I'm new to Rapid Miner and Data Mining in general. I'm using Rapid Miner 5 and I'm having a problem interpreting the results of the Rule Induction Model. Below is a section of the results


RuleModel
if marital-status = Never-married then <=50K  (1304 / 52)
if education-num = 10.500 and sex = Female and relationship = Unmarried then <=50K  (188 / 7)
if education-num = 10.500 and capital-gain = 4225 and relationship = Not-in-family then <=50K  (267 / 27)
if marital-status = Married-civ-spouse and age > 27.500 then >50K  (47 / 65)

I've highlighted 2 of them to better illustrate what I'm asking...
I'm basically just a little confused about what the numbers actually mean. I've noticed that when the result is <=50K the numbers are always (high/low) (like in the first highlighted result), and when the result is >50K the numbers are always (low/high) (second highlight).

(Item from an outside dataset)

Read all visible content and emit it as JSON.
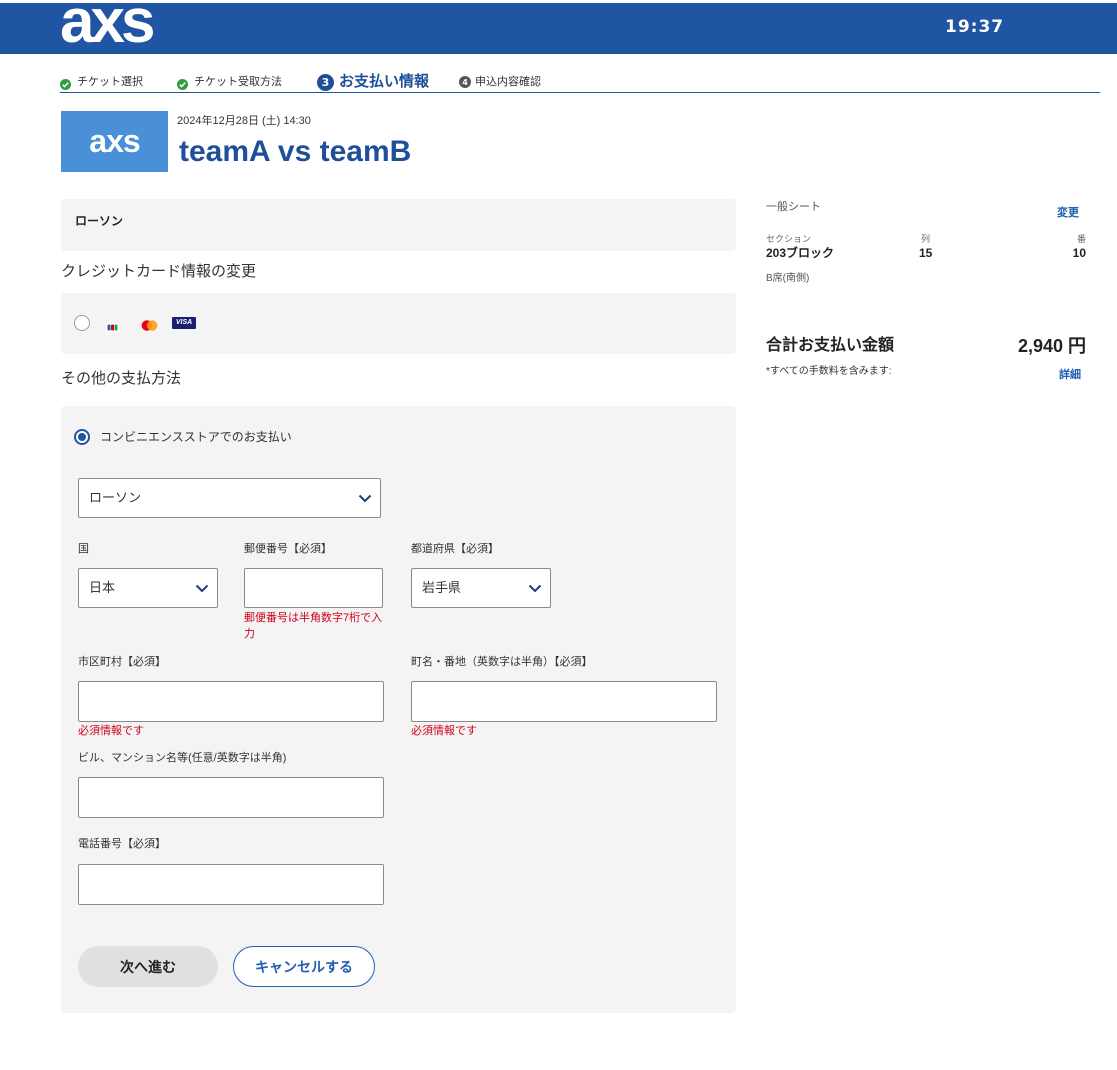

At first I thought that maybe it could mean, for example with the first one, that people who are never married earn <=50K, and this was true for 52 of the 1304 people sampled... But that wouldn't make sense for the second one because the number are switched.

Any clarification on this would be greatly appreciated.

Thanks very much

Noel
Tagged:

Answers

  • land
    land New Altair Community Member
    Hi Noel,
    these numbers indicate the class distribution after applying this rule. So in your case the first number indicates the number of examples belonging to class <=50K and the second to >50K. We don't use the correct/wrong separation here, because in the case you have more than 2 classes this way not all information would be displayable, because sometimes it is important which classes get intermixed with one other.

    Greetings,
      Sebastian